Membaca Realitas

Pantarlih Dibentuk, KPU Minta PPS Perhatikan Rekam Jejak Pendaftar

Kebutuhan Pantarlih di Maluku Utara Sebanyak 4.304 Orang

TERNATE (kalesang) – Pendaftaran Panitia Pemutakhiran Data Pemilih (Pantarlih) yang dibuka sejak Kamis (261/2023) kemarin, akan berakhir besok Selasa (31/1).

Pendaftaran petugas Pantarlih ini merupakan salah satu langkah persiapan untuk tahapan Pencocokan dan Penelitian (coklit) data Pemilih untuk Pemilu 2024 mendatang.

Diketahui, kebutuhan Pantarlih di Maluku Utara sebanyak 4.304 orang, dengan jumlah satu petugas Pantarlih per Tempat Pemungutan Suara (TPS). Yang mana, masa kerjanya terhitung 1 sampai 2 bulan saja.

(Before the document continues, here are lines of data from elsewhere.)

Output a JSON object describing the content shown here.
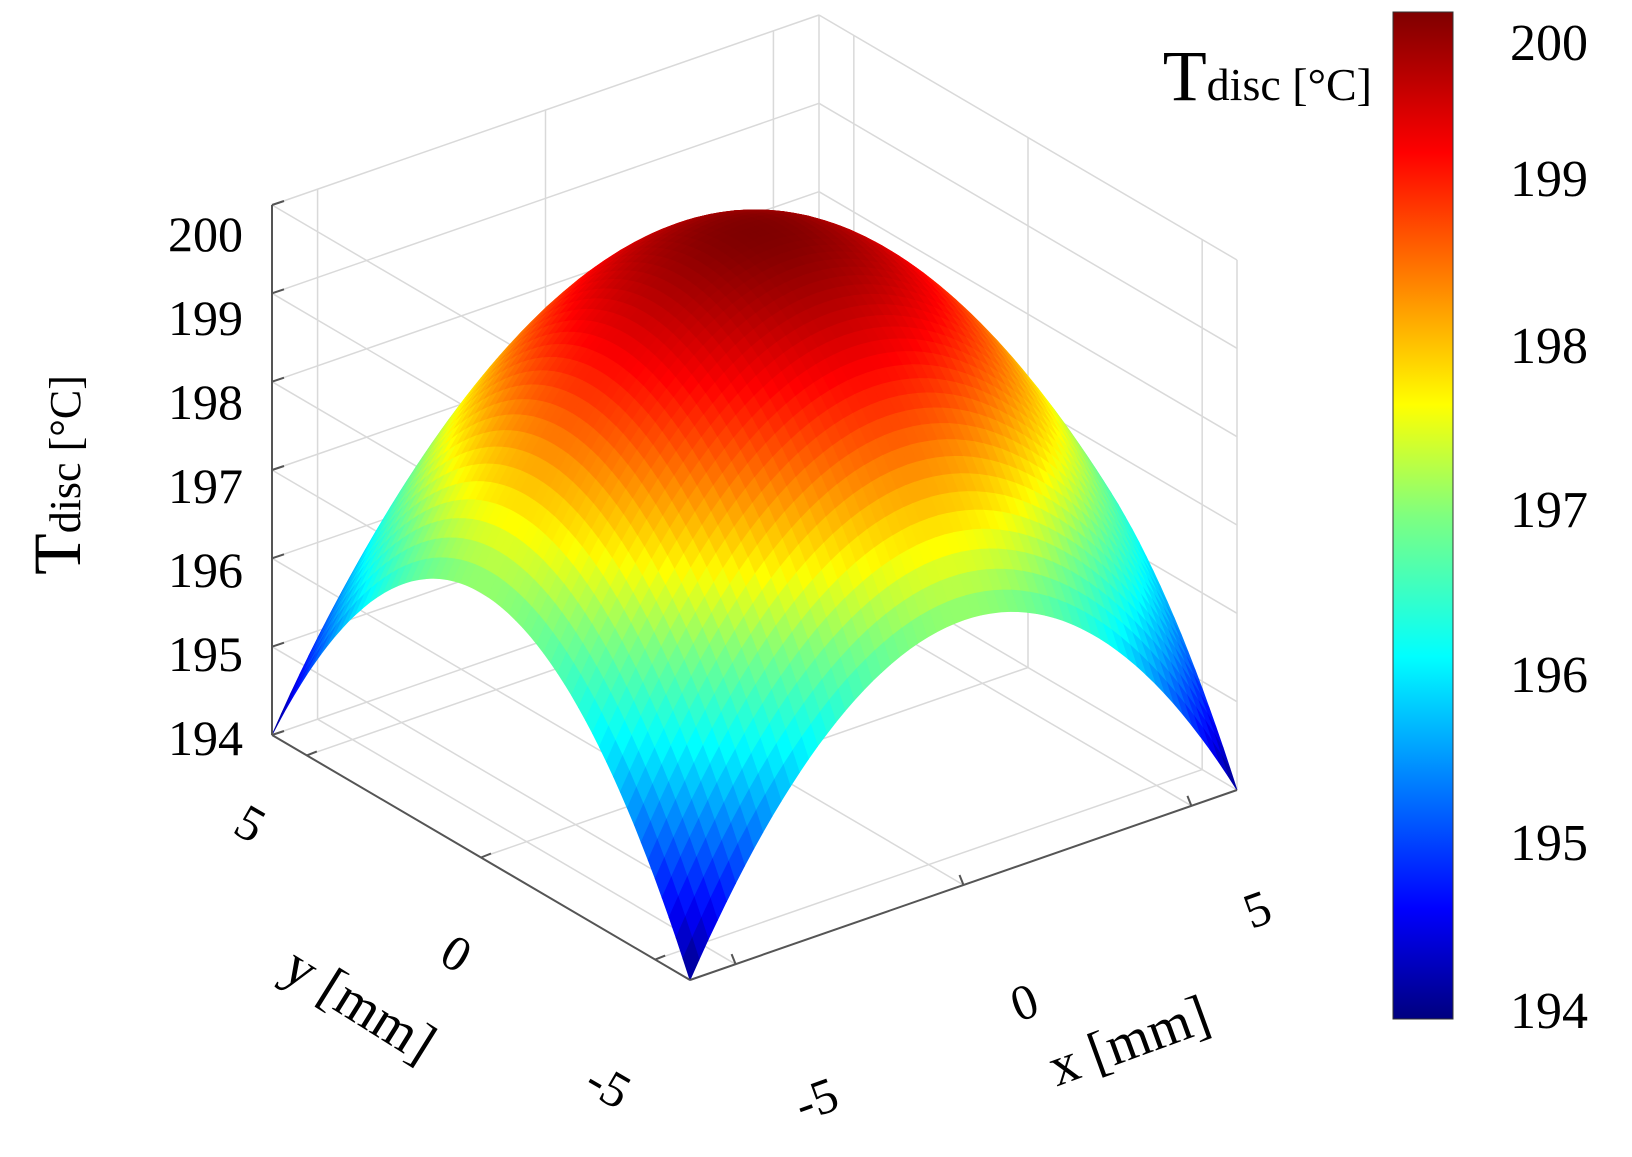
{
  "chart_data": {
    "type": "surface3d",
    "title": "",
    "xlabel": "x [mm]",
    "ylabel": "y [mm]",
    "zlabel": {
      "main": "T",
      "sub": "disc",
      "unit": " [°C]"
    },
    "x_range": [
      -6,
      6
    ],
    "y_range": [
      -6,
      6
    ],
    "z_range": [
      194,
      200
    ],
    "x_ticks": [
      -5,
      0,
      5
    ],
    "y_ticks": [
      -5,
      0,
      5
    ],
    "z_ticks": [
      194,
      195,
      196,
      197,
      198,
      199,
      200
    ],
    "x_tick_labels": [
      "-5",
      "0",
      "5"
    ],
    "y_tick_labels": [
      "5",
      "0",
      "-5"
    ],
    "z_tick_labels": [
      "194",
      "195",
      "196",
      "197",
      "198",
      "199",
      "200"
    ],
    "surface": {
      "function": "T(x,y) = 200 - 6/72 * (x^2 + y^2) clipped to square domain",
      "peak": {
        "x": 0,
        "y": 0,
        "T": 200
      },
      "corner_value": 194,
      "edge_midpoint_value": 197
    },
    "colormap": "jet",
    "colorbar": {
      "label": {
        "main": "T",
        "sub": "disc",
        "unit": " [°C]"
      },
      "range": [
        194,
        200
      ],
      "ticks": [
        "194",
        "195",
        "196",
        "197",
        "198",
        "199",
        "200"
      ]
    },
    "grid": true
  }
}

Divisi Sosialisasi Pendidikan Pemilih, Partisipasi Masyarakat dan SDM Komisi Pemilihan Umum (KPU) Maluku Utara, Safrina R Kamaruddin mengatakan pendaftaran Pantarlih dilakukan melalui Petugas Pemungutan Suara (PPS) disetiap kelurahan, karena wilayah kerja Pantarlih berbasis Tempat Pemungutan Suara (TPS).

Lebih lanjut, bentuk perekrutan petugas Pantarlih sendiri, terbilang berbeda dengan PPS dan Panitia Pemilihan Kecamatan (PPK) , karena tidak menggunakan tahapan tes tulis maupun wawancara.

“Pendafatrannya secara manual tidak seperti PPK maupun PPS, nanti setelah terpilih ,data dari petugas Pantarlih akan diinput oleh operator ke SIAKBA.” Katanya, Senin (30/1/2023).

“Tapi kalau pendaftar di satu wilayah lebih dari satu calon Pantarlih, maka PPS bisa lakukan wawancara untuk menentukan.” Tambah Safrina.

Ia menuturkan, berdasarkan hasil koordinasi pihaknya dengan KPU kabupaten/kota, sebagian besar daerah kebutuhan petugas Pantarlih sudah terpenuhi.

“Ada beberapa saja yang belum menemukan orang yang bisa dijadikan petugas Pantarlih.” Ujarnya.

Sementara itu, perpanjangan pendaftaran petugas Pantarlih tidak akan diperpanjang, sebab jika kebutuhan Pantarlih belum terpenuhi, akan ditunjuk secara langsung oleh anggota PPS.

“Kalau sampai dengan batas waktu terakhir dan belum juga terpenuhi, maka PPS diberi kewenangan menunjuk orang untuk menjadi Pantarlih.” Ungkapnya.

Ia berharap, anggota PPS dalam melakukan pembentukan ini, dapat menjadikan rekam jejak pendaftar sebelum terpilih menjadi petugas Pantarlih.

“PPS segera bentuk Pantarlih, dengan melihat rekam jejak pendaftar, jangan sampai yang terpilih nanti termasuk anggota partai politik maupun pernah menjadi saksi, itu perlu dihindari.” Tandasnya.